Romancier, nouvelliste, poète, auteur de pièces de théâtre, cet homme intègre est un auteur émouvant. Il sait camper en peu de mots, en peu de pages, les paysages escarpés et grandioses d’une Bretagne venteuse et farouche, les sentiments les plus violents comme les plus tendres, la convoitise, la jalousie dévorante, la séduction amoureuse, la douceur de l’amour conjugal, grâce à une concision, une sincérité, une vérité, un mépris des artifices qui rend sa prose éminemment vraie, épurée et attachante.

Voilà un homme, blessé par une mère inéquitable dans ses affections, qui a su magnifier, transfigurer un manque affectif en un « art d’aimer » à la Ovide. Tel est l’art des écrivains, faire de l’or avec de la déception. En effet, François-Marie Pailler voue un merveilleux amour à son épouse. Il n’a de cesse de la séduire, de la charmer, de multiplier les oraisons à ce moment béni de la journée où les époux se retrouvent ensemble à communier à la table de l’amour et du petit-déjeuner… Ce couple a su inventer une forme de conversation amoureuse originale : l’une peint (Nicolle Pailler est une pastelliste de grand talent), l’autre écrit. François-Marie Pailler s’inspire de la beauté des pastels de son épouse pour faire rimer ses vers. De l’art d’aimer…

François-Marie Pailler, vous venez de sortir un recueil « Cinq nouvelles, un essai et quatre saisons de rimes ». Il contient une très jolie nouvelle : « Jalousie à Langoz’Vraz », l’histoire d’une jalousie dans les années 50 en Bretagne. Il y a tant de délicatesse et de réalisme dans votre prose qu’on dirait du Maupassant…
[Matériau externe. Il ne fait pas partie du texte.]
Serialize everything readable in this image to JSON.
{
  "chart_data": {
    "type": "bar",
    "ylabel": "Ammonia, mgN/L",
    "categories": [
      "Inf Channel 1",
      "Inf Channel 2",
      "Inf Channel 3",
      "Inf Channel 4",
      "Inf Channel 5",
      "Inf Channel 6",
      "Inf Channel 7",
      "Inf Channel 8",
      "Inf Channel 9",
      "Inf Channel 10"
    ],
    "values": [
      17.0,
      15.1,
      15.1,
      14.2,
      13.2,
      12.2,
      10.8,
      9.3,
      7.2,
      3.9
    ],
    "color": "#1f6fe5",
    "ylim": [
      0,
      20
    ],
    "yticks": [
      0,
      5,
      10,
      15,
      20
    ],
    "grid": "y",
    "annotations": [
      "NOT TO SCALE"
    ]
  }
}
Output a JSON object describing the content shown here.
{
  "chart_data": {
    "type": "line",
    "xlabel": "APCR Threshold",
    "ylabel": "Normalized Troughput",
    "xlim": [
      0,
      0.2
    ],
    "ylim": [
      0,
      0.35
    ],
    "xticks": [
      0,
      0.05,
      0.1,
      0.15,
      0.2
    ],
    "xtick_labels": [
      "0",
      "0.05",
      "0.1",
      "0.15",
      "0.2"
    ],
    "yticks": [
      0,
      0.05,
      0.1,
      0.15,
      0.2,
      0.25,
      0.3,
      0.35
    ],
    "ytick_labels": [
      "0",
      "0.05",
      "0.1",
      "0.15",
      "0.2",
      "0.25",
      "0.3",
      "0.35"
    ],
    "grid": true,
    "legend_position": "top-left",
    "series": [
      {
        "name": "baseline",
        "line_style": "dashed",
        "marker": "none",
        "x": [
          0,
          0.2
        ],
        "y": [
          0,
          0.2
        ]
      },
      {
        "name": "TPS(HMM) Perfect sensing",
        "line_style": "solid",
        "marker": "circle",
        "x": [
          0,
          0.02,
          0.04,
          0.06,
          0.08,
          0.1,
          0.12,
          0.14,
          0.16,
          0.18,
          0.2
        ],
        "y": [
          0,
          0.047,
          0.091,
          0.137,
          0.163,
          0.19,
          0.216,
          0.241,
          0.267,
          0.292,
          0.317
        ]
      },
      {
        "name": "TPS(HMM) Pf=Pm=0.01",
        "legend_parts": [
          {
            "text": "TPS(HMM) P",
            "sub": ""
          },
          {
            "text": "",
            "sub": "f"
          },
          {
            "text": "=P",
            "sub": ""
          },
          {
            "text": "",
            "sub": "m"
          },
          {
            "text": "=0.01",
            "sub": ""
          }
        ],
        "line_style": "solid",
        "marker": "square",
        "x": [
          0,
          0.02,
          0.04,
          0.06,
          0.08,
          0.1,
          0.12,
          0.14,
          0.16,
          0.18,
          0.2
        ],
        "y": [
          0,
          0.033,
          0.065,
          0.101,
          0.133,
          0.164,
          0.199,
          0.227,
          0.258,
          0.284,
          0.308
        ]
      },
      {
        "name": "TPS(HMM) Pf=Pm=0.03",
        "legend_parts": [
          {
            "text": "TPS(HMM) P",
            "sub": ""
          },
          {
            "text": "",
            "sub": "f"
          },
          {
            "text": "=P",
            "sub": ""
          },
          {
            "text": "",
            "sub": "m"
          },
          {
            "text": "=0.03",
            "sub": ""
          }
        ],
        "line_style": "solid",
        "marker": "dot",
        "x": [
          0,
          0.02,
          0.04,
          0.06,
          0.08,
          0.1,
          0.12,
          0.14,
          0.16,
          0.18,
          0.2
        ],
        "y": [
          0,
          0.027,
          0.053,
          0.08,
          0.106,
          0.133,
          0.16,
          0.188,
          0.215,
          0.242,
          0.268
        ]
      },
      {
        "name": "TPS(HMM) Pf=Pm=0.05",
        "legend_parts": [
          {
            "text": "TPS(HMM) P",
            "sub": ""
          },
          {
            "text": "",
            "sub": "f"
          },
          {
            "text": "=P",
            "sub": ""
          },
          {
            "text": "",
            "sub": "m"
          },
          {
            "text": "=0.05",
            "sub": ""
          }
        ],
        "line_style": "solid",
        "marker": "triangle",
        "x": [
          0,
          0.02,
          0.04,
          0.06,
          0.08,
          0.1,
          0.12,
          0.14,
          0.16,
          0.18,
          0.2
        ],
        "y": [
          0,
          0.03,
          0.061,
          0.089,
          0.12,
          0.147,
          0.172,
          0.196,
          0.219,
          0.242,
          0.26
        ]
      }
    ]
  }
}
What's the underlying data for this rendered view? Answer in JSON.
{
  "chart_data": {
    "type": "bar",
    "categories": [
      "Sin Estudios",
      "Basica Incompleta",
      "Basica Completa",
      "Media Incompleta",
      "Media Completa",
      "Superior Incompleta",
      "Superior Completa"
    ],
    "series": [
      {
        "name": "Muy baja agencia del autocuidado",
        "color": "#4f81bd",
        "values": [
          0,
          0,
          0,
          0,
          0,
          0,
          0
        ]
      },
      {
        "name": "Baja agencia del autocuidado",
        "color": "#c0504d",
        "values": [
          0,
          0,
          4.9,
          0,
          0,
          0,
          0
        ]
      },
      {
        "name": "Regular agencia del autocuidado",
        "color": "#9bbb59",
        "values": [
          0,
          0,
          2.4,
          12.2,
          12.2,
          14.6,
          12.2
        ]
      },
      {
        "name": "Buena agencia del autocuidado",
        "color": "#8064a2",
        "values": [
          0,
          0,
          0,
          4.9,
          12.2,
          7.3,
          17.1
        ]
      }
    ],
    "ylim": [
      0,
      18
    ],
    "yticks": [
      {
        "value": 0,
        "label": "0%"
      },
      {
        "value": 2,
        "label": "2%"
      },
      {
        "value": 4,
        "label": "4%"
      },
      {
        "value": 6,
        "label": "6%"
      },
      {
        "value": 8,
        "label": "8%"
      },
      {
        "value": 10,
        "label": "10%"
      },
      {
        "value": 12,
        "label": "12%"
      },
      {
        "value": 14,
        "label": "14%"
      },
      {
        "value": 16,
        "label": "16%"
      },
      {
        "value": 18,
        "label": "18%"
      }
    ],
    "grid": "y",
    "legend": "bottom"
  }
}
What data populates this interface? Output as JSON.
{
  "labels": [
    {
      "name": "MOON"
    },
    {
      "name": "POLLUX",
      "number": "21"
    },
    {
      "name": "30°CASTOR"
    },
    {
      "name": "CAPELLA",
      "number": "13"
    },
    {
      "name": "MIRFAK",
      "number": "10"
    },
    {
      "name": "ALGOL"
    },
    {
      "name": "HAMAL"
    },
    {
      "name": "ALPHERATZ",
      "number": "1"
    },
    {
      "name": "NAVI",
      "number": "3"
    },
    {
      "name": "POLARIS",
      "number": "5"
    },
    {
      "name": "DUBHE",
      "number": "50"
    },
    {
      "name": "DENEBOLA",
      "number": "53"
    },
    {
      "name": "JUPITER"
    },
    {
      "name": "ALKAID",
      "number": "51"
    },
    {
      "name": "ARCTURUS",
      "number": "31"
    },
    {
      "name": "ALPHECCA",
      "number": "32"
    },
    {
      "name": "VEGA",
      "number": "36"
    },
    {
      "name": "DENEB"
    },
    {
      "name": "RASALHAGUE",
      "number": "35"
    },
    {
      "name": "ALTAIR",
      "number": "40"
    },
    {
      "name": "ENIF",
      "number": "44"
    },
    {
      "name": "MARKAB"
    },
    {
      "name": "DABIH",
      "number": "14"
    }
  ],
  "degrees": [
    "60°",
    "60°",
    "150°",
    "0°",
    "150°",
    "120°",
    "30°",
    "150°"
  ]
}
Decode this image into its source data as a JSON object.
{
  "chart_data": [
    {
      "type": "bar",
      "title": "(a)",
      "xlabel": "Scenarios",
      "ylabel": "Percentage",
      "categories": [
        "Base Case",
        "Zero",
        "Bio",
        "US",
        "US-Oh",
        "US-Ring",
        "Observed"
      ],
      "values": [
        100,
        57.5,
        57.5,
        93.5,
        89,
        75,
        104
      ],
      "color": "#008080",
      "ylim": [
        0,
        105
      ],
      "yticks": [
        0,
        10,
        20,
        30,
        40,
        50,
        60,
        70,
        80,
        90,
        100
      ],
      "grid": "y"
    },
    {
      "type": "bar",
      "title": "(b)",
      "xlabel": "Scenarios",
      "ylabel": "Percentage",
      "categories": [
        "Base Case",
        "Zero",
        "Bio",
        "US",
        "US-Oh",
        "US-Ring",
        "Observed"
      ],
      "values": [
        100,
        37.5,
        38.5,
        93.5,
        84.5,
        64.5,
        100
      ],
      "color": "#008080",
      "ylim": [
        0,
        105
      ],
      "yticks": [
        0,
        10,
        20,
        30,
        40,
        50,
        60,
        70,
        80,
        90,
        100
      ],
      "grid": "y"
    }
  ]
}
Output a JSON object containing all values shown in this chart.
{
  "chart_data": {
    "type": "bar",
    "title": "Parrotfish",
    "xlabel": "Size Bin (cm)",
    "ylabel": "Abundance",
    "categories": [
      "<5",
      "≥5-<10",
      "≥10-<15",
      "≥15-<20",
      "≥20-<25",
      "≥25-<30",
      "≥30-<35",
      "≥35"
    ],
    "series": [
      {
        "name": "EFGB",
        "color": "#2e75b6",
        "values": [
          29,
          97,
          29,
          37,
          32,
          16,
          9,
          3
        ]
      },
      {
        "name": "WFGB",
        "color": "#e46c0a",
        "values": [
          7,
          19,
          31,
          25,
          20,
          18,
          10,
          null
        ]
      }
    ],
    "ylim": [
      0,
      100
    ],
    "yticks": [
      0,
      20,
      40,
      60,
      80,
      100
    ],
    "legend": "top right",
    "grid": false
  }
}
Je vous avoue que le fait d’être comparé à Guy de Maupassant me flatte, me va même droit au cœur ! Est-ce que cela me stimule ? Je ne sais pas… Parce qu’au fond, je me dis que je dois être d’un autre temps, que j’appartiens à un passé révolu ! D’ailleurs, il y a quelques années, j’ai écrit « J’aime mieux Eros que Platon … ou une vie normale », et des critiques m’ont dit que cela ressemblait à du Flaubert. Mon livre a même été comparé à « Bouvard et Pécuchet » ! Donc, pour en revenir à votre question, « Jalousie à Langoz’Vraz » est inspirée d’une situation vraie. Une histoire de partage de propriété, avec son lot de jalousies dérisoires. C’est une histoire de village, au moment de la guerre d’Algérie, puis, entre deux frères, sans réconciliation possible. Dernièrement, j’ai développé cette nouvelle afin d’en faire un roman en vue de participer au Salon littéraire international de l’Haÿe les Roses au mois de Novembre 2017 dont le thème est la Bretagne avec comme Invitée d’Honneur, Irène Frain. Mais dans ce roman, il y a la réconciliation entre les deux frères, en écho à ma vie puisque c’est aussi une de mes quêtes actuelles, cette réconciliation avec mon frère. En effet, notre relation s’est tout de suite améliorée à la suite du décès de ma mère.

Etait-ce votre maman l’instigatrice de cette rivalité ?

Oui, mon frère n’éprouvait aucune jalousie à mon égard, je crois…

Qu’est-ce qui vous a amené vers la nouvelle ?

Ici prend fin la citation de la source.